Was machen die mit uns? IrREGELeitet …

Um es gleich vorwegzusagen: Regeln sind Regeln und sollten befolgt werden. Wenn sie Sinn machen. Machen sie nach unserer Auffassung keinen Sinn, darf man sie infrage stellen und diskutieren, aber bis zur potenziellen Änderung gelten sie. Sinnvoll ist zurzeit die AHA-Regel – Abstand – Hygiene – Alltagsmaske. Abstand schützt, Hygiene schützt jederzeit. Einzig der Punkt Alltagsmaske kann infrage gestellt werden. Hier kommt es auf die Art der Maske an, der Ort, wo sie aufgesetzt werden soll und wie sie getragen wird. Aber, auch sie kann schützen, und wenn sie nur den Menschen ein sicheres Gefühl gibt. Mit Ausnahme der Corona-Leugner und Verschwörungstheoretiker könnten sich bis hierhin alle einig sein, dass diese Maßnahmen gegen die Verbreitung des Virus helfen.
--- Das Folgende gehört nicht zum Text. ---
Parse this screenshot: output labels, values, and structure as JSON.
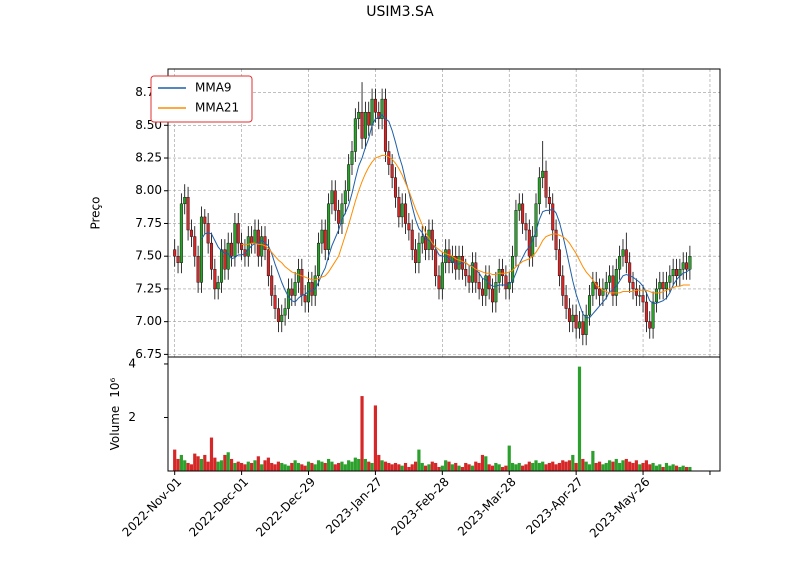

Alles, was darüber hinaus geht, beobachte ich immer skeptischer und merke, dass ich anfange, es zu bezweifeln.

Bisher sah ich alles ein und halte mich weitgehend, wenn auch manchmal knurrend an die Regeln. Ich mag die Masken nicht. Sie geben mir das Gefühl, nicht richtig atmen zu können. Oft beschlägt die Brillen, weil ich den korrekten Sitz der Maske nicht hinbekomme. Häufig reiße ich mir das Hörgerät aus dem Ohr, weil das Gummi der Maske sich verheddert. Trotzdem wird sie immer selbstverständlicher, im Bus und beim Einkaufen, und gibt mir den guten Eindruck, etwas Richtiges zu tun. Die Berliner Verordnung, dass Masken auch in den Büros getragen werden müssen, habe ich von Anfang an abgelehnt. Wer, wenn nicht der Arbeitgeber selber hat das höchste Interesse daran, dass seine Belegschaft gesund und arbeitsfähig bleibt. Die getroffenen Vorgaben im Büro meines Arbeitgebers fand ich sinnvoll und umsetzbar. Hier denke ich, muss jede Bürogemeinschaft nach eigenem Ermessen und räumlichen Gegebenheiten entscheiden, was angebracht ist. In den Büros sollte das Hausrecht und nicht die Politik den Ton angeben.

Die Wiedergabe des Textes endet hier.